И вот в одночасье обнаружил я в заулочке, недалеко от общежития, закусочную, домик такой. «Зеленый шум» яво мужики прозвали. Первый раз зашел папирос взять. Смотрю: народу пропасть, ровно сходка какая. Все мужчины рабочего виду. За столиками шумят, хто у бочек пивных пристроился. Накурено – аж сизо. И споры кругом идуть. Кой-хто уже пьяной. А за буфетом баба красная, ловкая, тольки локотки мелькают. Полиной ее звали. Так она быстро все: сто грамм льет, горячую колбасу с противня на тарелку кидает, пиво в кружках у нее шипит, сдачу отсчитывает да ишо на какого мужика шумнёт, хто без очереди. И все к ей: Полина да Полина. С уважением, по-свойски. На дворе дожж был со снегом – зима ложилась. Холодно, сыро. А в «Зеленом шуме» тепло, народ веселый, разговорчивый. Как на праздник попал. Я не особо пьющий был. Если токо кумпания какая. Однако взял сто граммов, пива кружку, закуски там, уж не помню. Выпил у бочки, закусываю. Со мной мужчина заговорил, очень представительный, в шляпе, тольки что пуговиц на пальте не было. «Ты, – говорит, – фронтовик, и я фронтовик.
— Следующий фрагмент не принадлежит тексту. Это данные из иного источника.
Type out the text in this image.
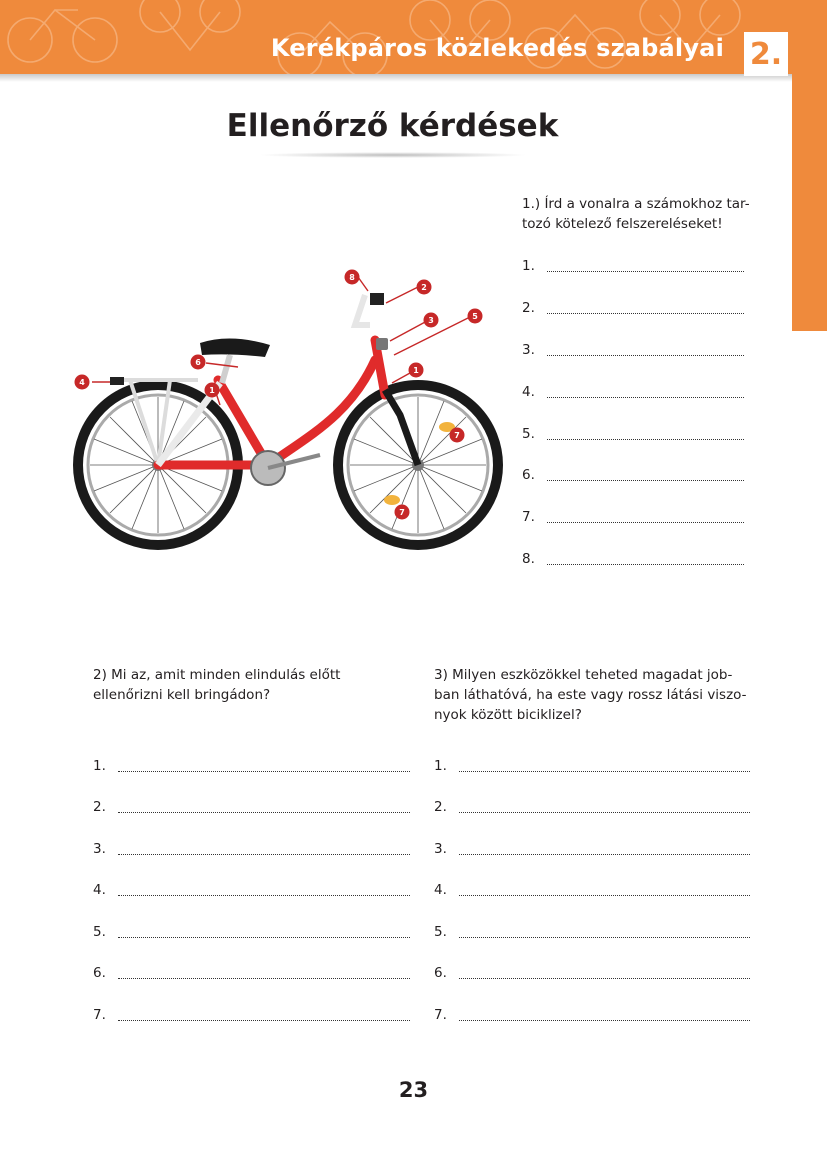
Kerékpáros közlekedés szabályai 2.
Ellenőrző kérdések
4
6
1
8
2
3	5
1
7
7
1.) Írd a vonalra a számokhoz tar-tozó kötelező felszereléseket!
1.
2.
3.
4.
5.
6.
7.
8.
2) Mi az, amit minden elindulás előtt ellenőrizni kell bringádon?
1.
2.
3.
4.
5.
6.
7.
3) Milyen eszközökkel teheted magadat job-ban láthatóvá, ha este vagy rossz látási viszo-nyok között biciklizel?
1.
2.
3.
4.
5.
6.
7.
23
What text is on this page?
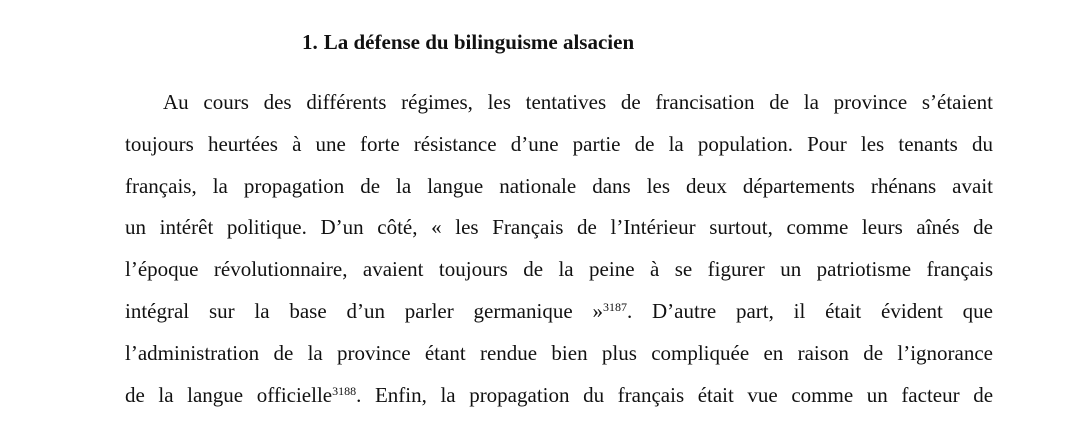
1. La défense du bilinguisme alsacien
Au cours des différents régimes, les tentatives de francisation de la province s’étaient
toujours heurtées à une forte résistance d’une partie de la population. Pour les tenants du
français, la propagation de la langue nationale dans les deux départements rhénans avait
un intérêt politique. D’un côté, « les Français de l’Intérieur surtout, comme leurs aînés de
l’époque révolutionnaire, avaient toujours de la peine à se figurer un patriotisme français
intégral sur la base d’un parler germanique »$^{3187}$. D’autre part, il était évident que
l’administration de la province étant rendue bien plus compliquée en raison de l’ignorance
de la langue officielle$^{3188}$. Enfin, la propagation du français était vue comme un facteur de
Давай за победу над проклятым фашистом. Ета от яво вся наша жисть наперекосок пошла». Взяли по сто граммов, выпили. Он, в шляпе, заплакал. «Жена, – говорит, – от меня ушла. Стерва». И излил мене свою душу. А я ему – свою. Полегчало на сердце, отпустило. Вроде, думаю, ничего себе, проживу. Другие живут, и я проживу. И стал я с того дня в етот «Зеленый шум» каждый вечер ходить. Выпьешь – и легче, тоски нет. С каким человеком поговоришь. Знакомые появились. Привык выпивать, вот что.
Раз выпиваю у окошка. Зима уж на дворе, снег. Думки такие, с тревогой. Марья отписала – с дровами худо, топить нечем. Вдруг хто-то меня по плечу: «Морковин! Гришка!» Глянул – мужчина жиденький, низкорослый, и куртка на ём кожаная, бензином пахнет. А нос короткий и раздувается. «Не узнал? – кричит. – Прошка я, Бейков! Ну? – И уж всему народу объявляет: – Из одной деревни мы. Земляки!» Теперь и я признал яво. Точно, Прошка Бейков. Сусед. Вон последняя изба их, Бейковых, по улице. Сычас одна бабка там осталась, с печи не слазит. Ну, выпили за встречу. Разговоры пошли. Я свое все обсказал. Почему из деревни уйтить пришлось. А Прошка мне: «Чудак человек! Инвалид Отечественной войны, да? Справку имеешь?» «Имею», – говорю. «Ну! – Он весь аж дернулся. – В колхозе ты можешь не работать, понял? Нетрудоспособный. А участок не отберут. Не имеють правов. И с налогами тебе льгота. Законы знать надо! Займись своим хозяйством. На рынок производи. Ныне рынок – ого-го! – денежный. Ну?» Я задумался. А он, Прошка, за плечо трясет: «Я у тебя посредником буду. В автоколонне я, понял? Шофер. Знаю кой-кого. Прямо сюда привозить на рынок. А?» «Подумать, – говорю, – надо».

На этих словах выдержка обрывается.